You can see more examples in the folder "examples". These examples are ported from the simd crate to work on stable channel. Almost no modification from the original code is made. For these examples, some might not get autovectorization with default build command. However, when the BB optimizer is enabled, all examples are successfully vectorized. You can try more with your examples.
AVX instructions
AVX instructions are not available in some machines. If you want to use AVX instructions with the intrinsic approach (like the one in the simd crate), you will need to use the Rust attribute "target_feature" to detect whether the machines support those instructions. You also need to provide a fallback function method in case AVX instructions are not available. However, if you use autovectorization, you only need to provide one function method, since LLVM will generate appropriate instructions for each machine configuration.

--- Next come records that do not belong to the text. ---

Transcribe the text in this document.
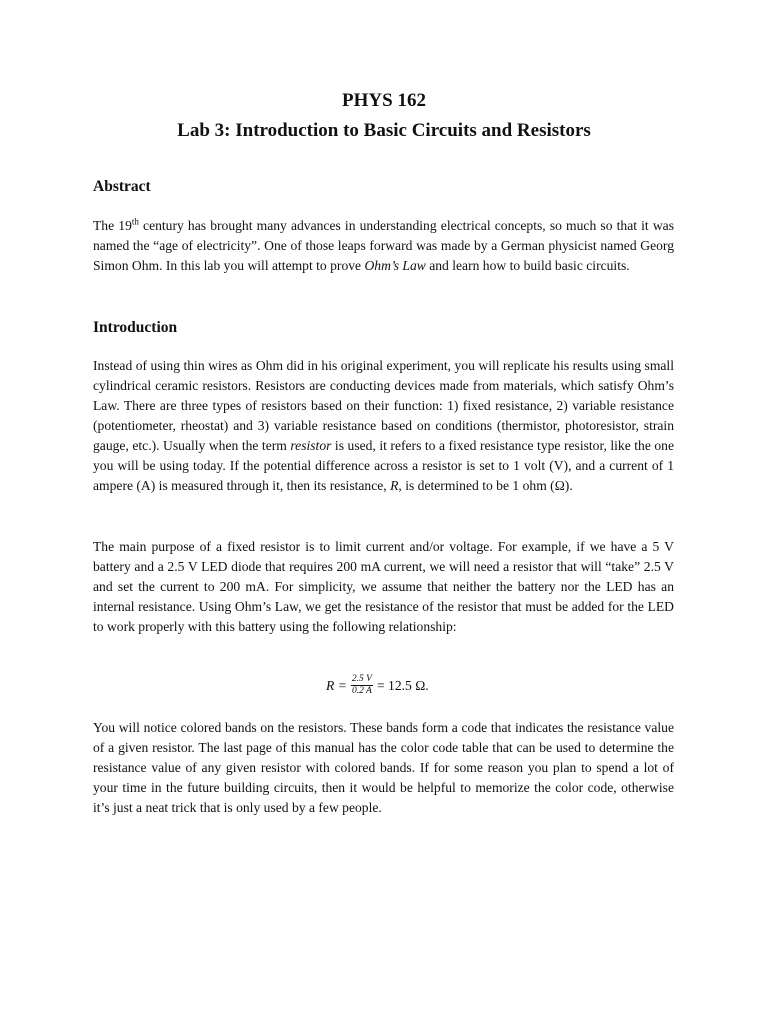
PHYS 162
Lab 3: Introduction to Basic Circuits and Resistors
Abstract
The 19th century has brought many advances in understanding electrical concepts, so much so that it was named the “age of electricity”. One of those leaps forward was made by a German physicist named Georg Simon Ohm. In this lab you will attempt to prove Ohm’s Law and learn how to build basic circuits.
Introduction
Instead of using thin wires as Ohm did in his original experiment, you will replicate his results using small cylindrical ceramic resistors. Resistors are conducting devices made from materials, which satisfy Ohm’s Law. There are three types of resistors based on their function: 1) fixed resistance, 2) variable resistance (potentiometer, rheostat) and 3) variable resistance based on conditions (thermistor, photoresistor, strain gauge, etc.). Usually when the term resistor is used, it refers to a fixed resistance type resistor, like the one you will be using today. If the potential difference across a resistor is set to 1 volt (V), and a current of 1 ampere (A) is measured through it, then its resistance, R, is determined to be 1 ohm (Ω).
The main purpose of a fixed resistor is to limit current and/or voltage. For example, if we have a 5 V battery and a 2.5 V LED diode that requires 200 mA current, we will need a resistor that will “take” 2.5 V and set the current to 200 mA. For simplicity, we assume that neither the battery nor the LED has an internal resistance. Using Ohm’s Law, we get the resistance of the resistor that must be added for the LED to work properly with this battery using the following relationship:
$R = \frac{2.5 V}{0.2 A} = 12.5$ Ω.
You will notice colored bands on the resistors. These bands form a code that indicates the resistance value of a given resistor. The last page of this manual has the color code table that can be used to determine the resistance value of any given resistor with colored bands. If for some reason you plan to spend a lot of your time in the future building circuits, then it would be helpful to memorize the color code, otherwise it’s just a neat trick that is only used by a few people.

Consider the following example:
extern crate ssimd;
use ssimd::f64x4;
#[inline(never)]
fn test_simd(a : f64x4, b: f64x4) {
let c = a + b;
println!("{:?}", c);
}
fn main() {
let a = f64x4::new(1.0, 1.0, 1.0, 1.0);
let b = f64x4::new(2.0, 3.0, 4.0, 5.0);
test_simd(a, b);
}
On machines that do not have AVX instructions, LLVM generates the following code:
addpd %xmm0, %xmm2
addpd %xmm1, %xmm3
movapd %xmm2, 64(%rsp)
movapd %xmm3, 80(%rsp)
On machines that support AVX instructions, LLVM will generate this:
vaddpd (%rsi), %ymm0, %ymm0
vmovapd %ymm0, 64(%rsp)
So everything will be done automatically for you.